Lo que me parece más hermoso de todo esto es, quizá, lo que rodea a un equipo: la comunidad que convoca, la cultura que moldea, los colores que enarbola, los cantos que inspira, e incluso esos gestos cotidianos que, a fuerza de repetirse, se vuelven rituales.
Surge así una identidad genuina—unas veces espontánea, otras deliberadamente construida—con sus propios códigos, valores, pilares, héroes e incluso mitos. Lo fascinante es que esta identidad, aunque externa al individuo, termina por definirlo, convirtiéndolo en un fragmento visible de algo más grande que él mismo, invitándolo a desvanecerse lo justo para existir a través de ello.
En la primera parte, exploramos la idea de que la identidad es un sistema que construimos para nosotros mismos—un marco que habitamos y seguimos moldeando a medida que crecemos. Pero ¿no es exactamente eso lo que ocurre dentro de un equipo deportivo? Una estructura a la que nos entregamos, que alimentamos con nuestros esfuerzos, que fortalecemos con la lealtad, y que, a cambio, nos moldea.
El individuo entonces deja de ser reconocido por lo que es, para serlo por lo que representa—o mejor dicho, por lo que integra. Ya no es solo “él mismo”, sino “uno de ellos”, y eso suele bastar para formar, a los ojos del mundo, una identidad completa.
Los equipos a los que pertenecemos—y los que nos reclaman
Tal como lo veo, todos somos parte de un equipo—o mejor dicho, de una categoría, un grupo, un colectivo por el cual podemos ser identificados, y a través del cual el resto del mundo nos define, muchas veces sin conocernos en absoluto.
Lo llamativo es que esas etiquetas—sean halagadoras o injustas—no siempre se asignan por lo que hemos hecho o por lo que realmente somos, sino simplemente porque pertenecemos a un determinado equipo, reconocido por uno o más aspectos visibles de nuestra identidad.
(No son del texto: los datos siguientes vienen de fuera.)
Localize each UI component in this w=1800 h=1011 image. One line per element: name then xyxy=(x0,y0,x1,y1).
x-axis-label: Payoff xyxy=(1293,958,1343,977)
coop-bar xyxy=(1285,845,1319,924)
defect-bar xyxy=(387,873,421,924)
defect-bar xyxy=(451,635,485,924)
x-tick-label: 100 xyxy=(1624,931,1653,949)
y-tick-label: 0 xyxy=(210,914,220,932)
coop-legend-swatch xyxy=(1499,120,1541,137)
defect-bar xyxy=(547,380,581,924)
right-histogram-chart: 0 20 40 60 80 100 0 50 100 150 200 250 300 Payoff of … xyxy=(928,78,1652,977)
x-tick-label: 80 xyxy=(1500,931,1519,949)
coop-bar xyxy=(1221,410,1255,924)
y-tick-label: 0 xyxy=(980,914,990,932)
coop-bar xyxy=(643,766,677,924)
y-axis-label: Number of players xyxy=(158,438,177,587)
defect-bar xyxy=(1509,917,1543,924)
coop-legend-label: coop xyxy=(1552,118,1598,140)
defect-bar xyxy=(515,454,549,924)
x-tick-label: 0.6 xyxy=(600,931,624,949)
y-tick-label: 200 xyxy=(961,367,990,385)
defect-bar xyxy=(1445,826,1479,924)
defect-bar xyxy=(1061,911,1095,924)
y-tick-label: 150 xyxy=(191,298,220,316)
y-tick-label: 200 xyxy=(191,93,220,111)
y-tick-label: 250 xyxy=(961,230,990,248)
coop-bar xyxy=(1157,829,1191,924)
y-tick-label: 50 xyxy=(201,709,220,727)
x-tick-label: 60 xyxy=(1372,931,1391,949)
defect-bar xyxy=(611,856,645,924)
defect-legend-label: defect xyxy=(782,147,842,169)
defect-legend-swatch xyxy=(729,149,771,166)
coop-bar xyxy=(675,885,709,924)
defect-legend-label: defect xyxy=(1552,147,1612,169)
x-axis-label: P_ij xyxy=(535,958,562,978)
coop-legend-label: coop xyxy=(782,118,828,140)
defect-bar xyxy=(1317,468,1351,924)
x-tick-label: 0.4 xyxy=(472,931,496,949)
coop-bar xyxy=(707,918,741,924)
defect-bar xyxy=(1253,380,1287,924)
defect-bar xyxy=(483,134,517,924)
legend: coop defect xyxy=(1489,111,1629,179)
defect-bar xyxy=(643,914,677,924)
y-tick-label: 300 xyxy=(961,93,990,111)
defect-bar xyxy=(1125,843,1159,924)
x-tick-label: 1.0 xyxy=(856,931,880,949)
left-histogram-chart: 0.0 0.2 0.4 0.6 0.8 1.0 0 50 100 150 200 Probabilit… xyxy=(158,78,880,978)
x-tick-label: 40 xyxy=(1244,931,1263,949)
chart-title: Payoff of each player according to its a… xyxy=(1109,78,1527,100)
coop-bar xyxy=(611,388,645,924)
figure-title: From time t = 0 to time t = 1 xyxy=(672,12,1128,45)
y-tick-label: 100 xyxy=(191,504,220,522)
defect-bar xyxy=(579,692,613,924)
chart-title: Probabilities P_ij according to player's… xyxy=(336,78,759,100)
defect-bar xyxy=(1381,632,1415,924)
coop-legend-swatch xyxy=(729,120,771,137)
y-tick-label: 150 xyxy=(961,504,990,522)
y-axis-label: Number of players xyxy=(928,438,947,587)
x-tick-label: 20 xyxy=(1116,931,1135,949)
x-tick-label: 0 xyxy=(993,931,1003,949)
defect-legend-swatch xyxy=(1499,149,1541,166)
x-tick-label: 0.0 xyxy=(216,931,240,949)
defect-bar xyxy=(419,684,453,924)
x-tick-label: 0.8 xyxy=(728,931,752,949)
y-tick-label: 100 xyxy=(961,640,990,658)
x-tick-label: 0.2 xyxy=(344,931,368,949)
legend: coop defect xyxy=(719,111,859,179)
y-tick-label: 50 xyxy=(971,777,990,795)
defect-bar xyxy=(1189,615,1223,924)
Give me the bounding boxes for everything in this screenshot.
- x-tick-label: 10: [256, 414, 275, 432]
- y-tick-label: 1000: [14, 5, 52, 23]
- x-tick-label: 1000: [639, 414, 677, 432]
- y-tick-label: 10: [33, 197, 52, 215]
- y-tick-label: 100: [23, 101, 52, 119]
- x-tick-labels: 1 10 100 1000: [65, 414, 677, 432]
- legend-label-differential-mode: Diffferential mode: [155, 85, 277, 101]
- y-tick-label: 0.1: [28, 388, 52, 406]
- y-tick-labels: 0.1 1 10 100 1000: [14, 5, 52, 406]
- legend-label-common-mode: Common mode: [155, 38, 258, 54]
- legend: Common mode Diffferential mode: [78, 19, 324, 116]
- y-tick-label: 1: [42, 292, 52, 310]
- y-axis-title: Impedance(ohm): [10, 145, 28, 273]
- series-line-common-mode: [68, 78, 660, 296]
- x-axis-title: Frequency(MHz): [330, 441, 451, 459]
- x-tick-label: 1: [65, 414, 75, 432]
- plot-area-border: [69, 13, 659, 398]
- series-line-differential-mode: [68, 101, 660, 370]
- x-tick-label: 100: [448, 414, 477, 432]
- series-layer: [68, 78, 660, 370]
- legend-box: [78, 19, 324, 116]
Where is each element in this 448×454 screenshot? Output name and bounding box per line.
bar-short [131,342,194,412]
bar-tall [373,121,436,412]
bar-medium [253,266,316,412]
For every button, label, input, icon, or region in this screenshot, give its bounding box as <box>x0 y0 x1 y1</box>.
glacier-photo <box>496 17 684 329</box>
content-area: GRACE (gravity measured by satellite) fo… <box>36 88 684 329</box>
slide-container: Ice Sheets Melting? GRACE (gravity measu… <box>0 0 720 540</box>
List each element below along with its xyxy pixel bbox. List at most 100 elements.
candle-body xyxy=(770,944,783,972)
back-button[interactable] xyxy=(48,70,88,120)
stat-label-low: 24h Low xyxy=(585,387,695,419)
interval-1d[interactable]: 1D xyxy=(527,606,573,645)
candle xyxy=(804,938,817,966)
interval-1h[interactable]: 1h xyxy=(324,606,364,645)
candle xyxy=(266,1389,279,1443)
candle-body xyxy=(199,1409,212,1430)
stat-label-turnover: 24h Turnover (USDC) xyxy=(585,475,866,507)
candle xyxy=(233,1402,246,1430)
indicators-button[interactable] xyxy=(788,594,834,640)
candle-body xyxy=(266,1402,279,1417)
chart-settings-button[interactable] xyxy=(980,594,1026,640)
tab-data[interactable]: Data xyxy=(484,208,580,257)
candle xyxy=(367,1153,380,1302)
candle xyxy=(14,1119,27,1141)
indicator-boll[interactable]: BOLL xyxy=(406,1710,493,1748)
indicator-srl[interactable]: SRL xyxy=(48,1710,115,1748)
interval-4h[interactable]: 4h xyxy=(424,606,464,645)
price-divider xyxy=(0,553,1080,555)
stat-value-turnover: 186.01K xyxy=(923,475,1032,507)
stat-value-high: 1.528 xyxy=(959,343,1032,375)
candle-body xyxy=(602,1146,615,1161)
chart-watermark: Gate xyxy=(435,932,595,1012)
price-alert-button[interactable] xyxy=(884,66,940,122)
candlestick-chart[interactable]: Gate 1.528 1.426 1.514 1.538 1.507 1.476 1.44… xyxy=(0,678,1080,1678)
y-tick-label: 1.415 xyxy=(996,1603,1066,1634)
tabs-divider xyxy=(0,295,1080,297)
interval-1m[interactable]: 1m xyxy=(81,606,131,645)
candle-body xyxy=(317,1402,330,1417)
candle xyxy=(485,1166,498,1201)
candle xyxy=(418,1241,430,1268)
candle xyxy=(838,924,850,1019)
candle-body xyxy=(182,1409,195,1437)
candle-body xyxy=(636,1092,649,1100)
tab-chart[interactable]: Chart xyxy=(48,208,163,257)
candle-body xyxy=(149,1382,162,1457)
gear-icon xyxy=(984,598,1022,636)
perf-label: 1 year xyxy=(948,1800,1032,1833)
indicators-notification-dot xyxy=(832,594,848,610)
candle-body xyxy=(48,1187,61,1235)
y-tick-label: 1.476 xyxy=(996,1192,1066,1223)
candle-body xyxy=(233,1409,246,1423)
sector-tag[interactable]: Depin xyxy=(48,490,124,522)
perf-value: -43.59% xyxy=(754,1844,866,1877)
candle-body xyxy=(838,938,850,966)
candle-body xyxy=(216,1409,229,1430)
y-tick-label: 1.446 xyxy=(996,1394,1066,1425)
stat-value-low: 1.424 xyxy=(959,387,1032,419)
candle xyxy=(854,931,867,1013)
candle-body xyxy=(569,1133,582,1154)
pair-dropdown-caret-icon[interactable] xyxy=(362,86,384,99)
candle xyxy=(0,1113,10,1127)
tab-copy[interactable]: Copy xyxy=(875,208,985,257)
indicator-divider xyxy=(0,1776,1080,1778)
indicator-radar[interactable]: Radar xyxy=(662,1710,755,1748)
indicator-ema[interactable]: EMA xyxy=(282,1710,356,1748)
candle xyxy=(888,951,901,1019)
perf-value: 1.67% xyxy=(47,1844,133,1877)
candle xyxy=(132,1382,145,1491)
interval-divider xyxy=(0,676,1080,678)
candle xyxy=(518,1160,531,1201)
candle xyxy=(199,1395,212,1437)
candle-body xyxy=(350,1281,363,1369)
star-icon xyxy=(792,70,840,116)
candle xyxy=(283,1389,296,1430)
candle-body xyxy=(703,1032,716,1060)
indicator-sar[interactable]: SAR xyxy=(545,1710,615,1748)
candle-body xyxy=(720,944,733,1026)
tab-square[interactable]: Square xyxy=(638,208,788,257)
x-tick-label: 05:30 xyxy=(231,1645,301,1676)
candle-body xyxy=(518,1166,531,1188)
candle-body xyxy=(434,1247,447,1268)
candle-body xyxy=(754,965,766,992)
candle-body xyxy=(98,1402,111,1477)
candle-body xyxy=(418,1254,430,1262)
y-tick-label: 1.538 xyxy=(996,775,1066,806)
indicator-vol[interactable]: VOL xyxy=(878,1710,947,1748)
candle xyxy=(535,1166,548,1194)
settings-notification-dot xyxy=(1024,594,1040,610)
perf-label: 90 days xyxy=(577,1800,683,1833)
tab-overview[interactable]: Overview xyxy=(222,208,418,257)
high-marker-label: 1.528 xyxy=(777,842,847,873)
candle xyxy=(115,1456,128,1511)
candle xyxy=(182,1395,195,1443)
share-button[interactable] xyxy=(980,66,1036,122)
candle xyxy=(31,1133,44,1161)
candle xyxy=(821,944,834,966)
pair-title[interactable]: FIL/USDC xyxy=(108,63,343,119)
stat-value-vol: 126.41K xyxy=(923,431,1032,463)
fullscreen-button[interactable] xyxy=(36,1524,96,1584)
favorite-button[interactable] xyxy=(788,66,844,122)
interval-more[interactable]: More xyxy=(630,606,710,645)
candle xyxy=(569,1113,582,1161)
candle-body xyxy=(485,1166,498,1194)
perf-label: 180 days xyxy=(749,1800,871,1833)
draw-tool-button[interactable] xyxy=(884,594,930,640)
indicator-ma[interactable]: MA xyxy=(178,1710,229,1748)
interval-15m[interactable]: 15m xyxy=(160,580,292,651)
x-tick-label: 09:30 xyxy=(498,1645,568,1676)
Y existen tantos de esos equipos. Grupos, clases, afiliaciones superpuestas que nos moldean—y a veces nos limitan. Algunos los elegimos, otros nos son impuestos. Son fragmentos de lo que somos, capas de identidad mediante las cuales se nos clasifica—a veces con justicia, pero con mayor frecuencia sin matices, sin darnos la oportunidad de existir más allá de la etiqueta.
Lo más difícil de todo esto es que algunas de esas afiliaciones no dependen de una elección. Nos fueron entregadas antes incluso de que fuéramos conscientes de nuestra propia existencia.
No elegimos el color de nuestra piel, ni el lugar ni la época de nuestro nacimiento. No elegimos nuestra apariencia natural, nuestro acento de origen, nuestra primera lengua, nuestro trasfondo cultural o nuestra identidad étnica.
Eso no significa que todo esté fijado para siempre—al crecer, podemos encontrar maneras de rehacer ciertos aspectos de lo que somos: nuestros valores, creencias, postura política, estilo de vida. Y, así como algunos atletas cambian de equipo para alinearse mejor con sus metas, nosotros también podemos alejarnos de ciertas afiliaciones y abrazar otras nuevas—a veces por convicción, a veces por necesidad.
Sí, cambiamos.
Cambiamos de religión, de manera de pensar, de ideales, de pasiones, de carrera, de relaciones y de causas. Pero siempre queda una parte de nosotros—un origen, un núcleo—que no puede borrarse.
Podemos adoptar una nueva nacionalidad, cambiar nuestro acento, sumergirnos en otra cultura—pero nada elimina por completo de dónde venimos. Ese lugar, como ciertas marcas invisibles de nuestra historia personal, permanece con nosotros—nos guste o no.
Incluso cuando logramos ocultar estos aspectos del mundo exterior, siguen siendo visibles en la mirada de aquel que nos observa en silencio desde el espejo. Y esa mirada nunca se deja engañar.
Lo que ven antes de vernos
Cada uno de nosotros, en algún momento de su vida, ha experimentado los efectos de esa parte de la identidad que no eligió. A veces nos beneficia—abre puertas, nos protege, nos otorga una forma de respeto o de privilegio. A veces, en cambio, nos limita.